Almost $2.8 billion worth of projects are under construction in the ACT, with a further $1.8 billion worth of infrastructure investment being considered.
The planned $500 million redevelopment of the Australian War Memorial is set to boost the territory's infrastructure spending figures, which will take a hit from completion of stage one of the light rail. Commercial construction spending has grown by almost a third in the past year, while the territory's retail, health and education sector continue to perform strongly, according to the report.
Nationwide, infrastructure spending dropped to its lowest level in a decade, as a surge in public projects failed to compensate for a drop-off in interest from the private sector in sinking cash into new upgrades.

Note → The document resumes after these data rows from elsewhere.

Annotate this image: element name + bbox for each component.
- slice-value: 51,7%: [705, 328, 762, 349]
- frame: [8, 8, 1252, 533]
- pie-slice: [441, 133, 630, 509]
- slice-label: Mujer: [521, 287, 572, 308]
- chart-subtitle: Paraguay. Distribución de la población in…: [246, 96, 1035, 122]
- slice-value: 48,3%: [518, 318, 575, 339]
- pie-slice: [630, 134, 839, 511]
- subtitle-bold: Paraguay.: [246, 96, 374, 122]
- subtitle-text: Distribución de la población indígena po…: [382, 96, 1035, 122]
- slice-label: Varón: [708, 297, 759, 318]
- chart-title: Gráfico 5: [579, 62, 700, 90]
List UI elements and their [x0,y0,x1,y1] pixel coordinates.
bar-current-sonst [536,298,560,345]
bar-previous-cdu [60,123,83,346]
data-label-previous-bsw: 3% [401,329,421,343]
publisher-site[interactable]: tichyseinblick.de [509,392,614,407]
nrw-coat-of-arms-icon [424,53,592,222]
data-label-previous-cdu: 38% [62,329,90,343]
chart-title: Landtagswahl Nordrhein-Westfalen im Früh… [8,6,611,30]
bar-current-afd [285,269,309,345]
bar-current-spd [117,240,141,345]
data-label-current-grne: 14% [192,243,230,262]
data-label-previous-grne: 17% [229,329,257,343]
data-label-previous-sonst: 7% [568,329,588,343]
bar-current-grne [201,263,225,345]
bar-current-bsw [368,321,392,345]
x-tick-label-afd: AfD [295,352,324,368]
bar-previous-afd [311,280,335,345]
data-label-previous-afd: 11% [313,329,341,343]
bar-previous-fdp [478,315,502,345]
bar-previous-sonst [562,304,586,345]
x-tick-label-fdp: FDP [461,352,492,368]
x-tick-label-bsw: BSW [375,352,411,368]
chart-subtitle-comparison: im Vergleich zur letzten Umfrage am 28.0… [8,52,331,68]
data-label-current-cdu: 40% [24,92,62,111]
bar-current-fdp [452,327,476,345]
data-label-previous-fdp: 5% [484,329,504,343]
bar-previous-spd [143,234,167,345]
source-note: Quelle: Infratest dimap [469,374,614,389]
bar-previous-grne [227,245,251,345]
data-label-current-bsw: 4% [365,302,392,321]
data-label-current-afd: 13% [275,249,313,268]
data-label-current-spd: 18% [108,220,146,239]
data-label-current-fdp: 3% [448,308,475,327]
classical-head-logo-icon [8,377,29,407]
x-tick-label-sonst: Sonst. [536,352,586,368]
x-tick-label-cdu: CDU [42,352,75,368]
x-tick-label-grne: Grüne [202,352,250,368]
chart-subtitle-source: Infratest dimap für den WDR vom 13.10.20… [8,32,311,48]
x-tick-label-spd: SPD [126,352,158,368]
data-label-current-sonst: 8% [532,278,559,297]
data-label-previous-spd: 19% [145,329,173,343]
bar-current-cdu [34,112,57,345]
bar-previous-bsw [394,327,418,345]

The total value of nationwide infrastructure spending fell to $679.1 billion at the end of the December, a 3.8 per cent drop on the September quarter result.
Over the past year, the total nationwide value of committed projects has dropped by more than 52 per cent, while the value of those under construction slipped by 20 per cent to $244.4 billion.
Deloitte Access partner Stephen Smith said the state of the economy, solid business profits, low borrowing costs and the lift in public infrastructure spending all pointed to good times for private-sector spending.
But it was clear the private sector, led by the nation's miners, was holding back rather than sinking more money into productivity-enhancing projects.
"A number of leading indicators, including the capex survey conducted by the Australian Bureau of Statistics and the value of building approvals, remain relatively subdued," he said.
"There are also doubts about whether the mining sector will be a driver of business investment in the short term.
"Despite the fact that profits have grown by almost 350 per cent in the past two years, investment in new capacity has been weak."
While the overall value of projects being considered or being built fell during the quarter, there were some sizeable cost blowouts which softened the drop. These included a $700 million increase in the cost of Rio Tinto's Koodaideri iron ore mine and a $5 billion lift in a major floating LNG project.
NSW continues to lead the way of the states and territories with investment up 9.7 per cent to $153.5 billion over the past year.
But Deloitte cautioned that this year would likely be the peak for NSW, with one-off factors including the drying up of proceeds from privatisation to fund new infrastructure likely to weigh down spending in 2020 and beyond. This includes the completion of major projects under way, including the $3 billion NorthConnex and $2.1 billion Sydney CBD light rail projects.
Victoria has enjoyed the biggest lift in spending over the past year, up by 29.2 per cent to $103.5 billion.